Step by step guide to add a new project and push code to an existing GitLab repository using git commands and remote setup

So you have a shiny local project and an existing GitLab repo that needs feeding. This guide will walk you through creating the project folder, initializing git, wiring up the remote, and pushing your first branch. Keep your secrets out of commits and your dignity intact.

Prepare the project folder

Create a directory and add the files that make your code actually do something. Also add a sensible .gitignore so you do not accidentally commit build artifacts or secret keys. Nobody wants a surprise CI hellscape.

mkdir my-new-project
cd my-new-project
# add code files and a .gitignore

Initialize git and set your identity

If this machine does not already have a local repo for the project, run git init then set a name and email so your commits do not look anonymous and suspicious.

git init
git config user.name "Your Name"
git config user.email "you@example.com"

Add a remote that points to the existing GitLab repository

Grab the repository URL from the GitLab project page. Use an SSH URL if you have SSH keys set up for less typing and fewer password dialog windows. Use HTTPS if you prefer the gentle pain of tokens and prompts.

# SSH example
git remote add origin git@gitlab.com:username/project.git

# HTTPS example
git remote add origin https://gitlab.com/username/project.git

Check the remote

Make sure you added the right remote so you are not pushing your life into the wrong repo.

git remote -v

Stage, commit, and push your code

Stage everything you want tracked, commit with a clear message, and push the branch to the remote. Use a descriptive branch name so coworkers can tell what the heck you were doing.

git add .
git commit -m "Initial commit"
# Replace main with your preferred branch name
git push -u origin main

New branch workflow

If you prefer not to push directly to the default branch, create a feature branch and push that instead.

git checkout -b feature/my-awesome-change
# make changes
git add .
git commit -m "Add feature"
git push -u origin feature/my-awesome-change

Authentication and common gotchas

  • If authentication fails with HTTPS you may need a personal access token on GitLab. Treat it like a password but more fragile.
  • If SSH fails check that your public key is added to GitLab and that your ssh agent is running.
  • Large files and accidental secrets can make history messy. Use .gitignore and tools like git rm --cached if you need to back out a file.

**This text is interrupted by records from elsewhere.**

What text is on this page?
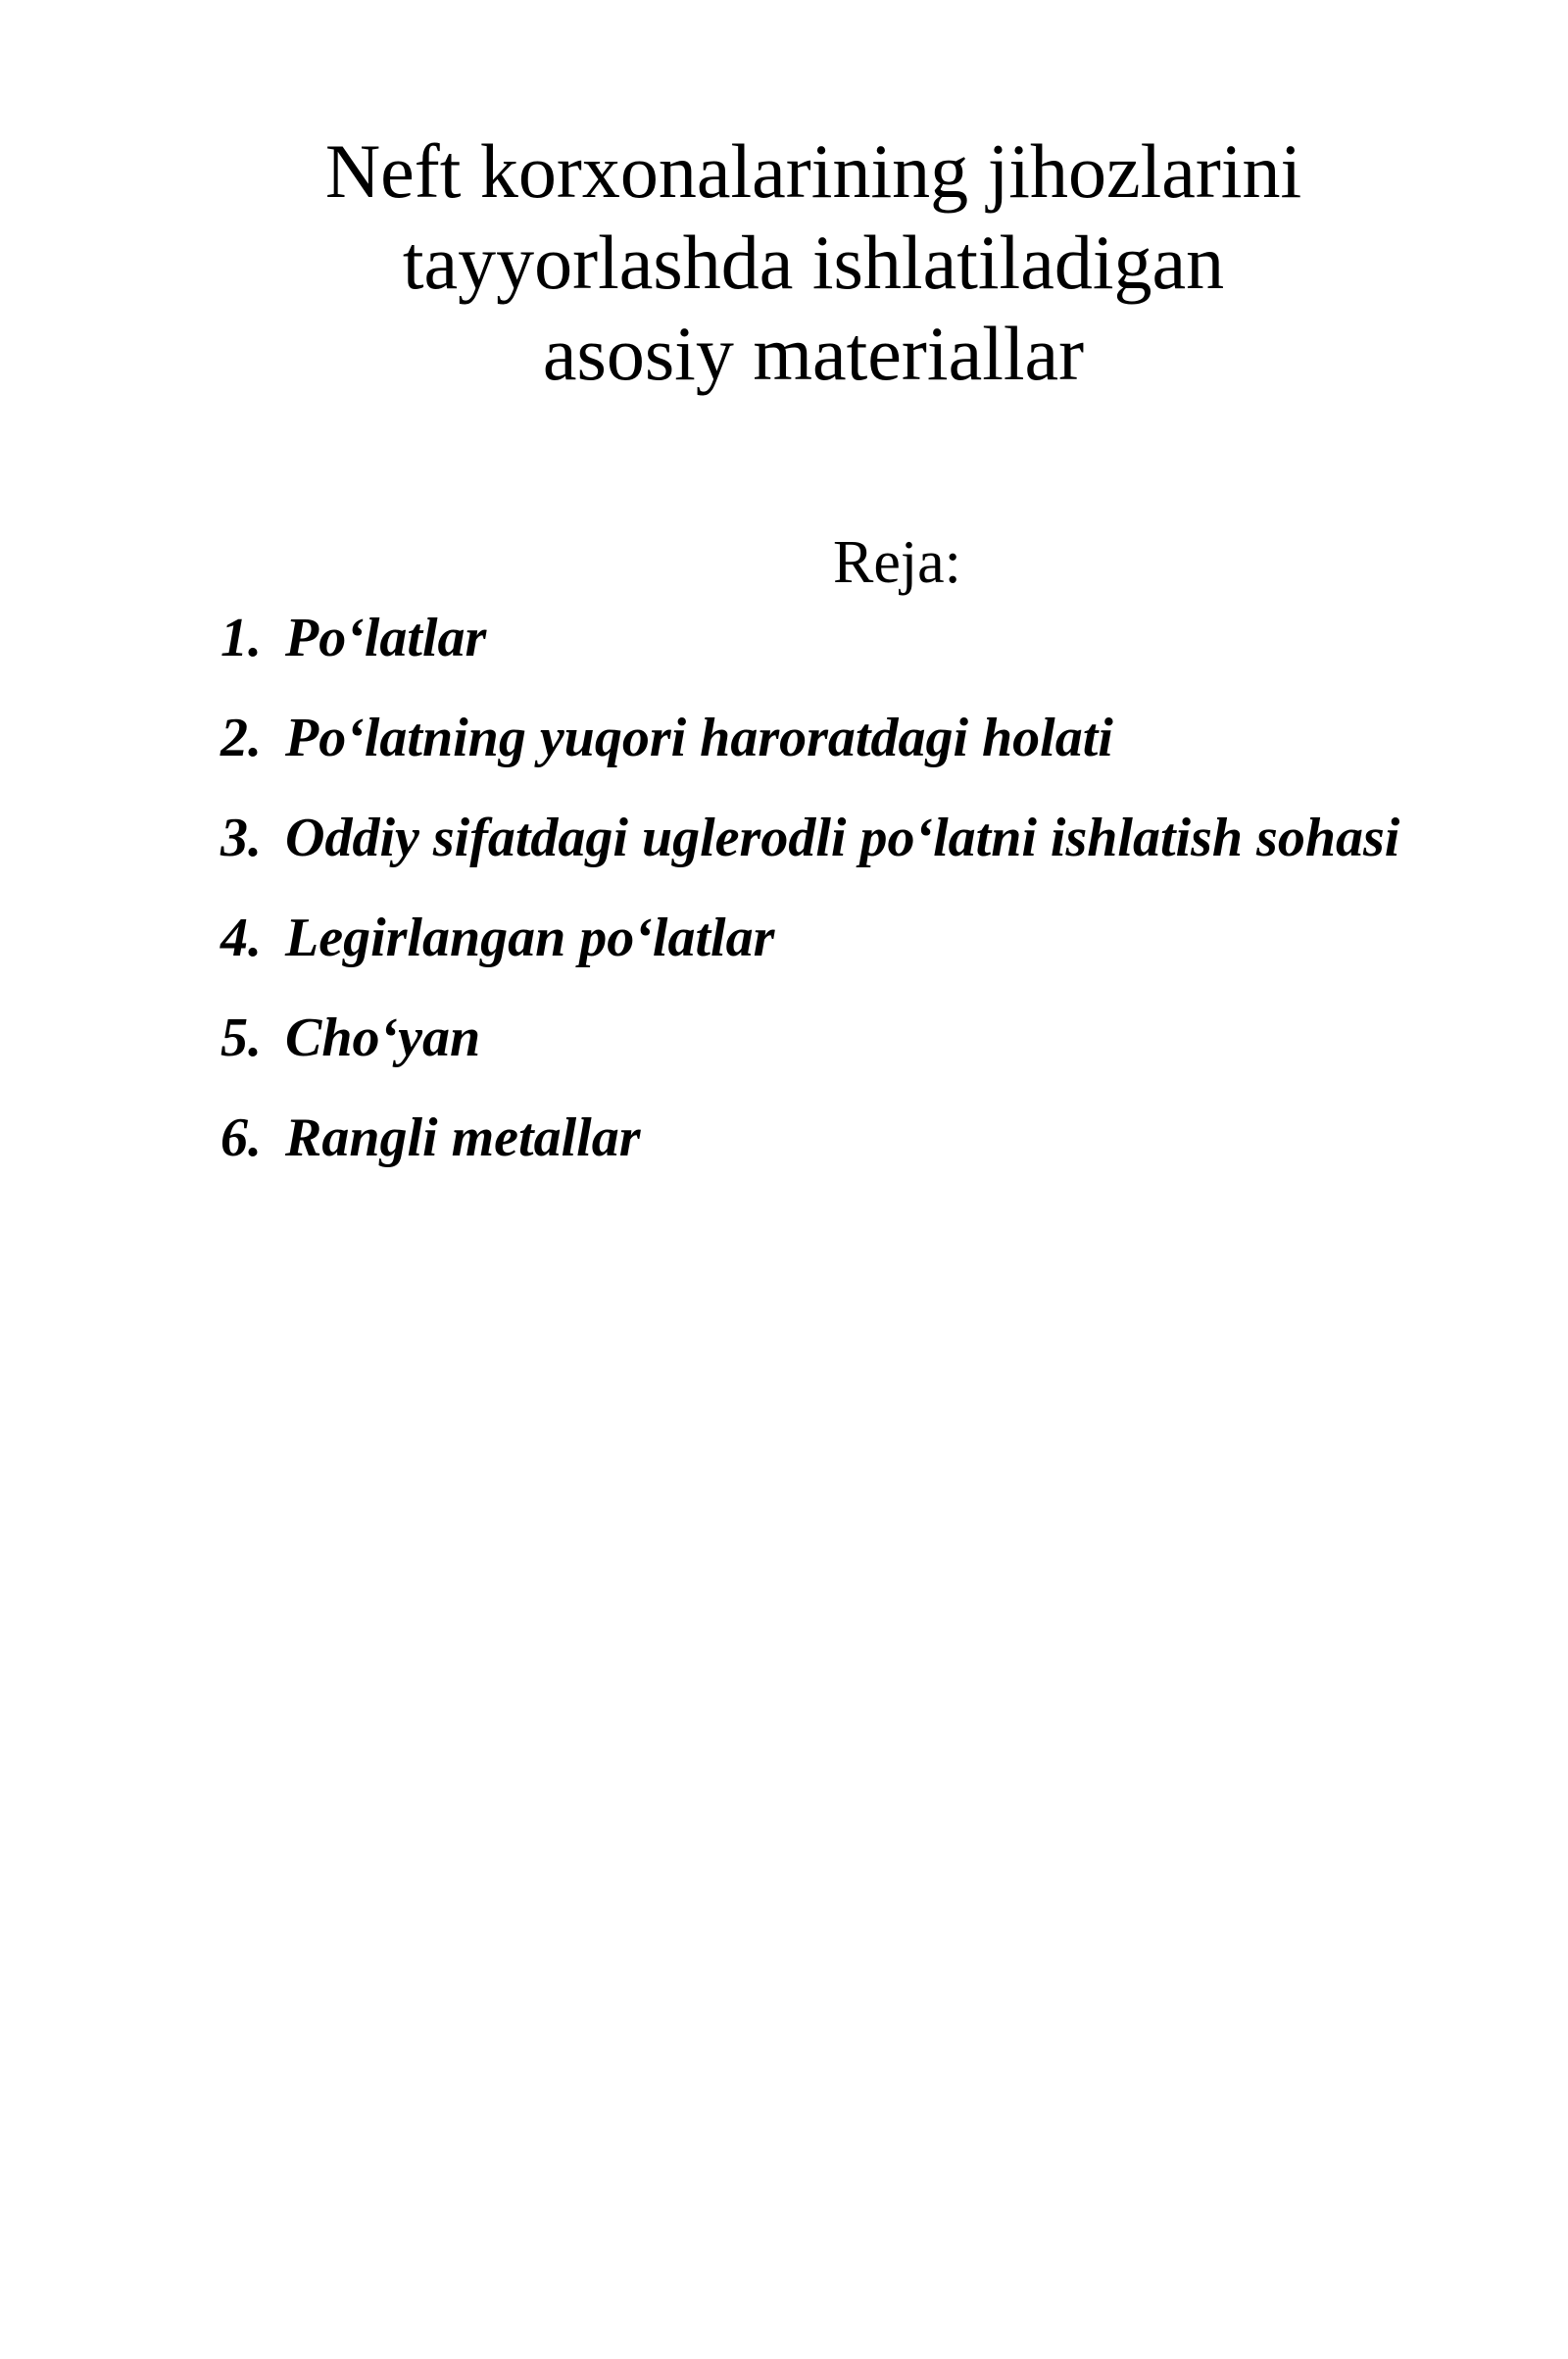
Neft korxonalarining jihozlarini
tayyorlashda ishlatiladigan
asosiy materiallar
Reja:
1. Po‘latlar
2. Po‘latning yuqori haroratdagi holati
3. Oddiy sifatdagi uglerodli po‘latni ishlatish sohasi
4. Legirlangan po‘latlar
5. Cho‘yan
6. Rangli metallar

Quick checklist before you push

  • Project files are added and sensible files are ignored
  • Your git user.name and user.email are set
  • The remote URL points to the correct GitLab project
  • You pushed the correct branch with -u origin <branch> so future git push is easy

Tips for a calmer developer workflow

  • Use descriptive branch names like feature/login-button or bugfix/typo-in-readme
  • Enable branch protection on the GitLab project to prevent accidental wreckage
  • Create merge requests for code review and let CI catch problems before humans do

There you go. You created a local project, initialized git, pointed it at the existing GitLab repo, committed your work, and pushed a branch. If anything breaks blame the network first and your past self second. Now go write code or at least create the PR so someone else can review your glorious mess.